Conjugacy for certain automorphisms of the one-sided shift via transducers
Collin Bleak, Feyishayo Olukoya
TL;DR
The paper resolves a long-standing open problem by showing that any finite-order automorphism ψ of the one-sided $n$-shift, with all points moving on orbits of length $n$, is conjugate to a permutation, and more generally to a product of disjoint cycles of length $N$ for any divisor $N$ of $n$. It develops a constructive framework based on transducers, strongly synchronizing automata, and folded de Bruijn graphs, enabling a step-by-step reduction to minimal supports and explicit conjugacies. The authors introduce the dual transducer, minimal digraphs, and a regime of relabellings, shadow states, and rebraiding to systematically shrink conjugacy class representatives while preserving the automorphism.

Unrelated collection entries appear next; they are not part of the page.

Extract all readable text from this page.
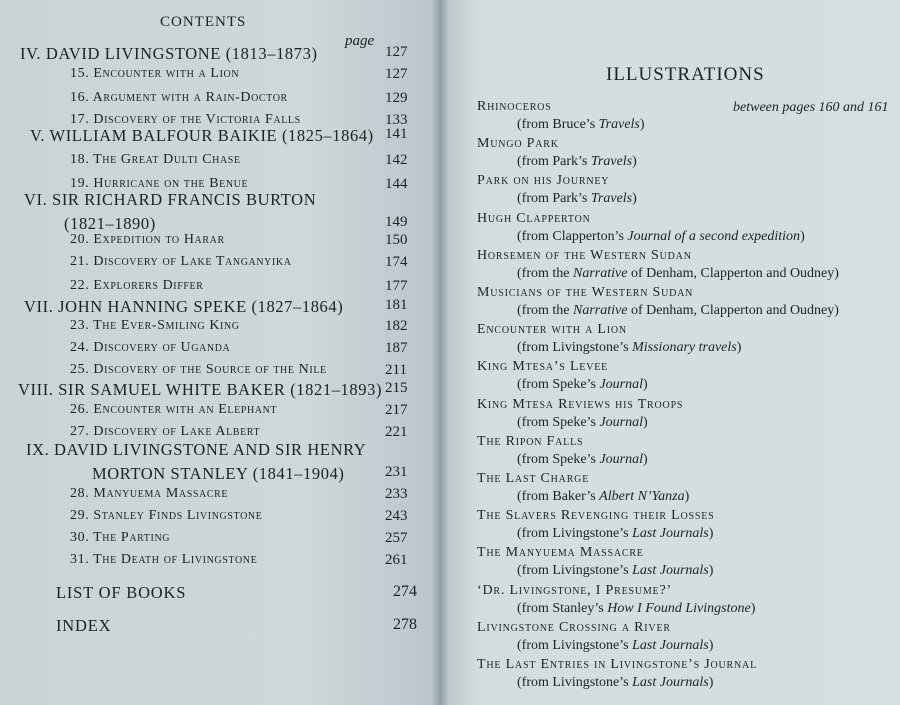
CONTENTS
page
IV. DAVID LIVINGSTONE (1813–1873)	127
15. Encounter with a Lion	127
16. Argument with a Rain-Doctor	129
17. Discovery of the Victoria Falls	133
V. WILLIAM BALFOUR BAIKIE (1825–1864) 141
18. The Great Dulti Chase	142
19. Hurricane on the Benue	144
VI. SIR RICHARD FRANCIS BURTON
(1821–1890)	149
20. Expedition to Harar	150
21. Discovery of Lake Tanganyika	174
22. Explorers Differ	177
VII. JOHN HANNING SPEKE (1827–1864)	181
23. The Ever-Smiling King	182
24. Discovery of Uganda	187
25. Discovery of the Source of the Nile	211
VIII. SIR SAMUEL WHITE BAKER (1821–1893) 215
26. Encounter with an Elephant	217
27. Discovery of Lake Albert	221
IX. DAVID LIVINGSTONE AND SIR HENRY
MORTON STANLEY (1841–1904)	231
28. Manyuema Massacre	233
29. Stanley Finds Livingstone	243
30. The Parting	257
31. The Death of Livingstone	261
LIST OF BOOKS	274
INDEX	278
ILLUSTRATIONS
between pages 160 and 161
Rhinoceros
(from Bruce’s Travels)
Mungo Park
(from Park’s Travels)
Park on his Journey
(from Park’s Travels)
Hugh Clapperton
(from Clapperton’s Journal of a second expedition)
Horsemen of the Western Sudan
(from the Narrative of Denham, Clapperton and Oudney)
Musicians of the Western Sudan
(from the Narrative of Denham, Clapperton and Oudney)
Encounter with a Lion
(from Livingstone’s Missionary travels)
King Mtesa’s Levee
(from Speke’s Journal)
King Mtesa Reviews his Troops
(from Speke’s Journal)
The Ripon Falls
(from Speke’s Journal)
The Last Charge
(from Baker’s Albert N’Yanza)
The Slavers Revenging their Losses
(from Livingstone’s Last Journals)
The Manyuema Massacre
(from Livingstone’s Last Journals)
‘Dr. Livingstone, I Presume?’
(from Stanley’s How I Found Livingstone)
Livingstone Crossing a River
(from Livingstone’s Last Journals)
The Last Entries in Livingstone’s Journal
(from Livingstone’s Last Journals)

The approach not only resolves the posed question but also yields a robust toolkit for analyzing finite-order automorphisms in this setting, with potential extensions to broader $n$ and implicit connections to automorphism groups of subshifts of finite type.
Abstract
We address the following open problem, implicit in the 1990 article "Automorphisms of one-sided subshifts of finite type" of Boyle, Franks and Kitchens (BFK): "Does there exists an element $ψ$ in the group of automorphisms of the one-sided shift $\operatorname{Aut}(\{0,1,\ldots,n-1\}^{\mathbb{N}}, σ_{n})$ so that all points of $\{0,1,\ldots,n-1\}^{\mathbb{N}}$ have orbits of length $n$ under $ψ$ and $ψ$ is not conjugate to a permutation?" Here, by a 'permutation' we mean an automorphism of one-sided shift dynamical system induced by a permutation of the symbol set $\{0,1,\ldots,n-1\}$. We resolve this question by showing that any $ψ$ with properties as above must be conjugate to a permutation. Our techniques naturally extend those of BFK using the strongly synchronizing automata technology developed here and in several articles of the authors and collaborators (although, this article has been written to be largely self-contained).